I’ve slowly been updating my web site, adding pages for my projects and web sites and whatnot, and it got me thinking about progress.
Take web sites, for example. It would be tempting to think that, given more experience, I’ll consistently produce better and better work.
It certainly doesn’t feel like this, though. While I love my most recent design, The Peacock’s Paintbrush is still one of my favorites — and one of my first; it was made around ten years ago.
It’s tempting to feel like I haven’t made much progress at all. Which, sometimes I do. I worry that I’m not improving as a designer or a programmer or whatever here.
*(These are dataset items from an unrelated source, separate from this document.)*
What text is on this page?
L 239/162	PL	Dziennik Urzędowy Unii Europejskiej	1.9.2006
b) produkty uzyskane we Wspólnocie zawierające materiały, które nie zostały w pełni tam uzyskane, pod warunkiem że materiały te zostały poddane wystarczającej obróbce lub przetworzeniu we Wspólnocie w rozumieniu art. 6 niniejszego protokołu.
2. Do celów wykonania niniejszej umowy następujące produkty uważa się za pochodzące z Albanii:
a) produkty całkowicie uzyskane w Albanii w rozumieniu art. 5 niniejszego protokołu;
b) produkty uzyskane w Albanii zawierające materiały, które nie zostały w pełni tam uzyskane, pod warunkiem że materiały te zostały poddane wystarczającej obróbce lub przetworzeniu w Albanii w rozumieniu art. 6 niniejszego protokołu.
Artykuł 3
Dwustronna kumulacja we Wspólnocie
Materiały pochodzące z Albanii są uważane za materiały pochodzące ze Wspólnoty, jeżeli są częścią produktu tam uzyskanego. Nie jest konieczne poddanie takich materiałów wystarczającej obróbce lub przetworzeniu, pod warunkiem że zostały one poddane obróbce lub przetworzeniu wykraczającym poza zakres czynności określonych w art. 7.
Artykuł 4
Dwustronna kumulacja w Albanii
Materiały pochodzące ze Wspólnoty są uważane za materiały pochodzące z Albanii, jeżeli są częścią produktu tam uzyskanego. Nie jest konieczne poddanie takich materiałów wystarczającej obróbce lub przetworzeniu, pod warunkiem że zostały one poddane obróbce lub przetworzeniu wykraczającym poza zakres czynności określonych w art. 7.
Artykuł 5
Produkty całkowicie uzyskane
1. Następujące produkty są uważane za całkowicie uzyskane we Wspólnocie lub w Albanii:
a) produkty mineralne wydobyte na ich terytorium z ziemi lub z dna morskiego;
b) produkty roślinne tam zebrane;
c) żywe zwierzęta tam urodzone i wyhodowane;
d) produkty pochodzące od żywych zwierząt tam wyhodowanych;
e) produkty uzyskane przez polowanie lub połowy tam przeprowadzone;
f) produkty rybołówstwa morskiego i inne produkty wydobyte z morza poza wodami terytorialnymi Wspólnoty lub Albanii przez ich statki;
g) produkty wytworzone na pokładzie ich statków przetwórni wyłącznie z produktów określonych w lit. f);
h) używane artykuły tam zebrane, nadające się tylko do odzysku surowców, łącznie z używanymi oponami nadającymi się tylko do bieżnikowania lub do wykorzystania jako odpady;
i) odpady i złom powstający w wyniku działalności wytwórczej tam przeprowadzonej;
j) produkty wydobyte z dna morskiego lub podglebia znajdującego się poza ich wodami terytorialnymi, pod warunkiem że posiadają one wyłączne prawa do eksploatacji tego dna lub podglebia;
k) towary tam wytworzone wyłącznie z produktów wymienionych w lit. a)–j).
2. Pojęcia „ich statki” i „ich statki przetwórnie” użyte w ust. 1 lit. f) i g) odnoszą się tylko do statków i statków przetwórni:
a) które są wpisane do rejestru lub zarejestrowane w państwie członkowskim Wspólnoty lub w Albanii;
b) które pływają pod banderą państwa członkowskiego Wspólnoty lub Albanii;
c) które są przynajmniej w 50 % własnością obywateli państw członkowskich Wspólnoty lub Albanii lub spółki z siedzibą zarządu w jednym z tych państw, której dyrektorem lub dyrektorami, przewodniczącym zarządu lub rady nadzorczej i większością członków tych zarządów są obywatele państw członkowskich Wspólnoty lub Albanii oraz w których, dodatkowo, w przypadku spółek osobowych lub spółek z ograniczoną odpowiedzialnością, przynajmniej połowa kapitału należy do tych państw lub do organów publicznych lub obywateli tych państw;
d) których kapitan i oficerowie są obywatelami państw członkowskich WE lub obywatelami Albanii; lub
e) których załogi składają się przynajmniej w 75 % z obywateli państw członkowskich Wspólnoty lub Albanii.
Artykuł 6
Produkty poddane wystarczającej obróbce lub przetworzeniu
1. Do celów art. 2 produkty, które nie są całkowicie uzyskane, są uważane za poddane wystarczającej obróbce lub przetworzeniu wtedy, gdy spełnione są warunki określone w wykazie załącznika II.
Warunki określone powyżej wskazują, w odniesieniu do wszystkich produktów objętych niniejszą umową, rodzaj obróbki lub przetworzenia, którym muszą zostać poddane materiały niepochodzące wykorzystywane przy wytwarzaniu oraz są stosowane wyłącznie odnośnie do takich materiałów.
My output is really more like this:
Kinda random.
But really, it’s not as random as it looks. Experience does not make my work consistently better. It increases the probability that my work will be better.
The quality of my work will tend towards the darker red areas here. Without question, my work experience has made my average better.
However, under the right circumstances, I am still perfectly capable of producing crap. If I don’t get along personally with my client; if I hate the work itself, the work will suffer.
Ten years ago, under the right circumstances, I was perfectly capable of creating amazing things. The Peacock’s Paintbrush was a fascinating challenge. I was excited about getting portfolio pieces out there, and I had just the right amount of creative freedom.
The true measure of my progress is, I suppose, to look at the jobs that I neither love nor hate. The ones I just do because they have to be done. They’ll tend towards that nice dark red stripe, and I’ll forget about them the moment they’re over… but that’s the sort of stuff I should think about, when I’m thinking about what I can reasonably expect to accomplish next.